If the user says “organize my documents folder by topic,” the system
should determine that the agent needs filesystem read, list, mkdir, and
move, but has no reason to access email, Slack, or the web.
This task policy would be a strict subset of what the constitution
permits. The agent gets exactly the capabilities it needs for the current
job.
> Credentials stay out of reach
Because of how this is built (TypeScript in a sandbox that can only make
function calls, those function calls proxied into MCP tool calls), the
agent never sees any credentials. OAuth tokens, API keys, and service
account secrets live exclusively in the MCP servers and the trusted
process. There is no way for the agent to read, access, modify, or inject
credentials. It does not even know they exist.
We also use Anthropic’s sandbox runtime to isolate the MCP servers
themselves, restricting their filesystem and network access. Even if an
MCP server has a vulnerability, the blast radius is contained.
> What we deliberately do not do
We do not try to prevent the LLM from going rogue. Prompt injection
is an unsolved problem. Multi-turn drift is subtle and hard to detect. IronCurtain
assumes the LLM will be compromised or confused and constrains the consequences
through architecture rather than prevention.
We do not use containers or heavyweight sandboxing. The threat
model is “the LLM generates malicious tool calls,” not “the agent escapes a
kernel sandbox.” A V8 isolate is sufficient. Adding gVisor or Docker would increase
complexity without improving security for our threat model.
> Ideas to explore
There are ideas worth investigating that IronCurtain does not yet
implement.
Input classification and taint tracking.

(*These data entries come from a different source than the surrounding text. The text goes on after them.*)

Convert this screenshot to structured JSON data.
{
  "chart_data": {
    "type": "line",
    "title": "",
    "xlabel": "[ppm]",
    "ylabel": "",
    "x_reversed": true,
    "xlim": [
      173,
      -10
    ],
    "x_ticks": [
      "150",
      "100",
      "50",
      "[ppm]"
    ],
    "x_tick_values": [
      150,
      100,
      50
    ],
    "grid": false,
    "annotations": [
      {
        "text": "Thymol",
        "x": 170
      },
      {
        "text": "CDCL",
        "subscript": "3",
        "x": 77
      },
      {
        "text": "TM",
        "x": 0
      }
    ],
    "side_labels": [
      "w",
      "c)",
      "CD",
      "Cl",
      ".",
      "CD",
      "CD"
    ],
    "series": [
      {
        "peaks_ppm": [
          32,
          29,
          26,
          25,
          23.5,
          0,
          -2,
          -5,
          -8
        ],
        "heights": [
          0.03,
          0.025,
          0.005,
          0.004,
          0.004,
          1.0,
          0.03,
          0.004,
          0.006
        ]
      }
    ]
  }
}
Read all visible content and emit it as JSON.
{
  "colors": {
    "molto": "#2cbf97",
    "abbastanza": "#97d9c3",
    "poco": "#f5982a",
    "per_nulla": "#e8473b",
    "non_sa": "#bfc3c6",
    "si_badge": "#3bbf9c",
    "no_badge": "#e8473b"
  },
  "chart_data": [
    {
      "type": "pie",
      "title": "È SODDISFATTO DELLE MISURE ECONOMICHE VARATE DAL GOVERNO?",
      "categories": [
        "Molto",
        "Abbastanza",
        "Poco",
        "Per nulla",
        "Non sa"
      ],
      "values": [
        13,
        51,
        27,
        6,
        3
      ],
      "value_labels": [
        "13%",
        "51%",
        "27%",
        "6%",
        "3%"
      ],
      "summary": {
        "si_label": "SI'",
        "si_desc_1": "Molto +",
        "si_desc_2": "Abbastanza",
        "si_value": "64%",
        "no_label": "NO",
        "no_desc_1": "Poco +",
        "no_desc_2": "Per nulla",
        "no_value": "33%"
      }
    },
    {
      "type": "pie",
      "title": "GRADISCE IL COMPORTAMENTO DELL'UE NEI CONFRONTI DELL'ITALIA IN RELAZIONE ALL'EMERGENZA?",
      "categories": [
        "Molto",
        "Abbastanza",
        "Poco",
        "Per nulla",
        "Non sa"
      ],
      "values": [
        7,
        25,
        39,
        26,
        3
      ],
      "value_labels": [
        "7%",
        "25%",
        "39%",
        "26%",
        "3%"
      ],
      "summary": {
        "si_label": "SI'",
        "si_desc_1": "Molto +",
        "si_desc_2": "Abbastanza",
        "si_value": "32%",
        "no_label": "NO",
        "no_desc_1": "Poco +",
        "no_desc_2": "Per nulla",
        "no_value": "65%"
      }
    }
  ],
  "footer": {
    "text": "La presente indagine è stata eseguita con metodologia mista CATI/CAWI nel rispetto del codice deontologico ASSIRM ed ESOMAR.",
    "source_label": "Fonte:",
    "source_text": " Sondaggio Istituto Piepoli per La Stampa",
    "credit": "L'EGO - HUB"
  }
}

We might want to automatically
detect PII in content the agent processes and track where it flows. Tainting
and taint propagation are hard problems though. Once data enters the LLM’s context
and gets summarized or restructured, tracking provenance becomes extremely difficult.
Intelligibility constraints. We might want to require that
when the agent communicates with the outside world, it does so in a way that
is completely intelligible, interpretable, and reviewable. If an outbound message
contains encoded, obfuscated, or nonsensical content, that is suspicious regardless
of what the policy says.
Richer identity systems. The real long-term fix for ambient
authority is for service providers to support scoped agent identities natively.
Until that happens, runtimes like IronCurtain are a necessary bridge.
> The point
Can we build a personal AI assistant that has high utility but is not
going to create Skynet for us? I don’t really want to live in the timeline
where we gave agents the keys to everything and hoped for the best.
IronCurtain is my attempt to make sure that doesn’t happen.